Joe Riley
Email:
joriley@ucsd.edu
Website:
https://joeriley.work
Biography:
Joe Riley (b. 1990) is an artist, historian, and Ph.D. candidate at UC San Diego Visual Arts in a joint environmental research program with Scripps Institution of Oceanography’s Center for Marine Biodiversity and Conservation. His dissertation, Fixing the Sea: Case Studies Toward A Critical Environmental History of Ocean Art and Science since 1970, foregrounds and critically examines histories and practices of interaction between artists, oceanographers, and marine life situated within California’s university-military-research complex.
Presently a Predoctoral Fellow with the Getty Research Institute, Joe’s scholarship has also received recent support from UCSD’s Rita L. Atkinson Fellowship, UC Humanities Research Institute, Suraj Israni Center for Cinematic Arts, and UCSD Nature, Space & Politics. In 2021-22, Joe was a Fellow of the Institute for Practical Ethics at UC San Diego, researching the hydro-ethics of race and gender and the problem of documentation in oceanography. Previously, he was an Ocean Fellow with TBA21-Academy’s Ocean Space in Venice, Italy, and a participant in the Whitney Independent Study Program.
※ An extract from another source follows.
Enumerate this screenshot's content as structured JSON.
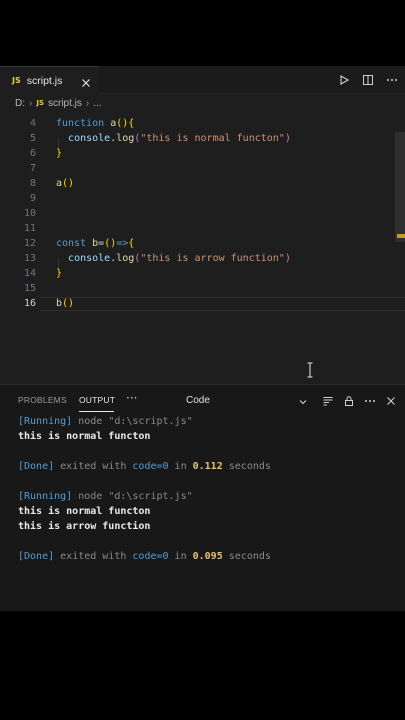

Joe is a participating artist, co-author, and co-curator of UCSD’s Getty Pacific Standard Time “Art & Science” Embodied Pacific initiative. This project supported thirty artists working with oceanographers and historians in Southern California and the Pacific Islands, inviting immersive engagement in oceanography, Indigenous design, and critical craft through exhibitions, workshops, programs at six interrelated venues, and a forthcoming volume with Bloomsbury for which Joe is a co-editor and contributor. As a participating artist and writer, Joe collaborated with marine ecologists to create Passengers of Change: Ballast Bench, a research platform designed and built to generate new data about Undaria pinnatifida (wakame), a resilient, ocean-crossing seaweed counted among the world’s 100 “most invasive” organisms. In addition to its exhibition with Embodied Pacific, Joe has presented Ballast Bench at 4S Honolulu, the Getty, University of Oregon Blue Humanities Symposium, USC Visual Studies Research Institute, and elsewhere.
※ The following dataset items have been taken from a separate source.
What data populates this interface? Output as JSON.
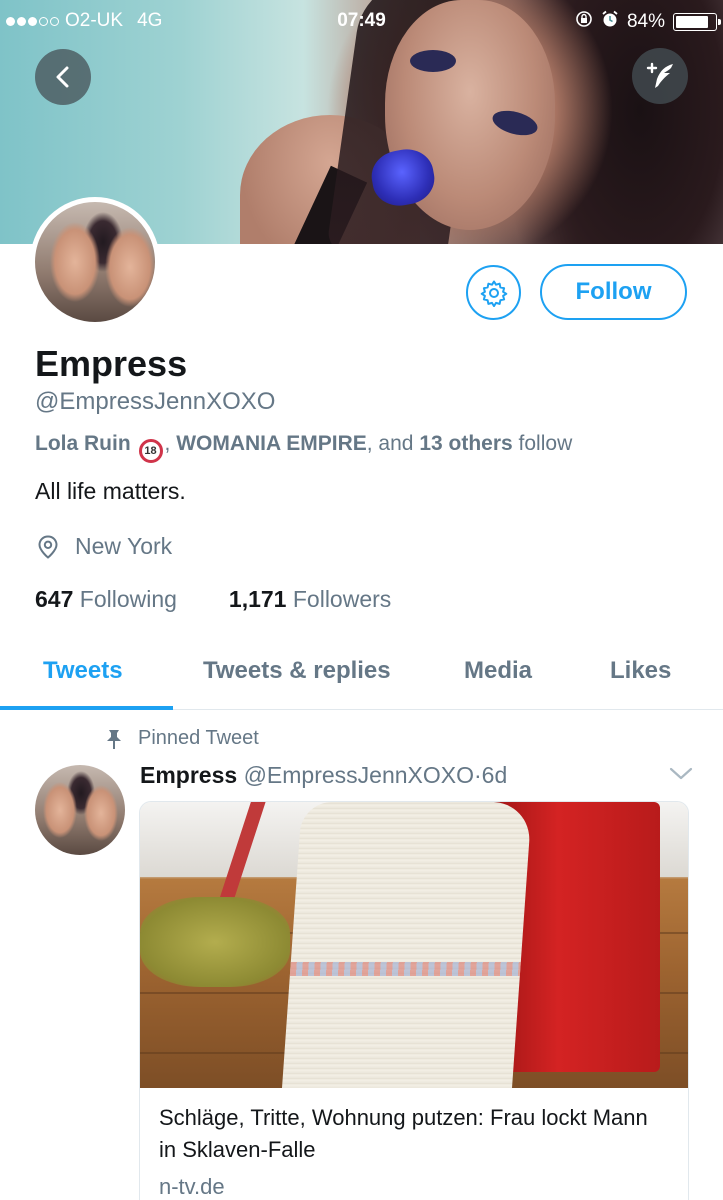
{
  "status_bar": {
    "carrier": "O2-UK",
    "network": "4G",
    "time": "07:49",
    "battery": "84%",
    "battery_level": 0.84
  },
  "profile": {
    "name": "Empress",
    "handle": "@EmpressJennXOXO",
    "followed_by": {
      "first": "Lola Ruin",
      "first_badge": "18",
      "separator": ",",
      "second": "WOMANIA EMPIRE",
      "and_text": ", and",
      "count_text": "13 others",
      "suffix": "follow"
    },
    "bio": "All life matters.",
    "location": "New York",
    "following_count": "647",
    "following_label": "Following",
    "followers_count": "1,171",
    "followers_label": "Followers",
    "follow_button": "Follow"
  },
  "tabs": [
    {
      "label": "Tweets",
      "active": true
    },
    {
      "label": "Tweets & replies",
      "active": false
    },
    {
      "label": "Media",
      "active": false
    },
    {
      "label": "Likes",
      "active": false
    }
  ],
  "tweet": {
    "pinned_label": "Pinned Tweet",
    "author_name": "Empress",
    "author_handle": "@EmpressJennXOXO",
    "separator": "·",
    "age": "6d",
    "card": {
      "title": "Schläge, Tritte, Wohnung putzen: Frau lockt Mann in Sklaven-Falle",
      "domain": "n-tv.de"
    }
  },
  "icons": {
    "back": "back-arrow-icon",
    "compose": "compose-tweet-icon",
    "settings": "gear-icon",
    "location": "location-pin-icon",
    "pin": "pin-icon",
    "chevron": "chevron-down-icon"
  },
  "colors": {
    "accent": "#1da1f2",
    "secondary_text": "#657786",
    "primary_text": "#14171a"
  }
}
As an artist, Joe designs and builds large-scale sculptural installations that reverse-engineer vessels and instruments, such as cars and boats, and infrastructures such as railroads and maritime shipping networks. His collaborative projects with Audrey Snyder and the collective Futurefarmers have been exhibited at venues including Clockshop, Socrates Sculpture Park, Artes Mundi 7, and Sharjah Biennale 13. His forthcoming work, R/V: Research Vessel, focuses on the non-spectacular forms of labor, leisure, and the everyday practices and instruments of doing scientific research at sea, bringing into relief the normality (even banality) of oceanographic field work as a way to critically engage with science during times of uncertainty and upheaval.
Joe is a rank-and-file organizer with the UC graduate student workers union UAW 4811. He holds a BFA from The Cooper Union and has taught at UC San Diego, CalState San Marcos, The Cooper Union School of Art, Stevens Institute of Technology, and Bruce High Quality Foundation University.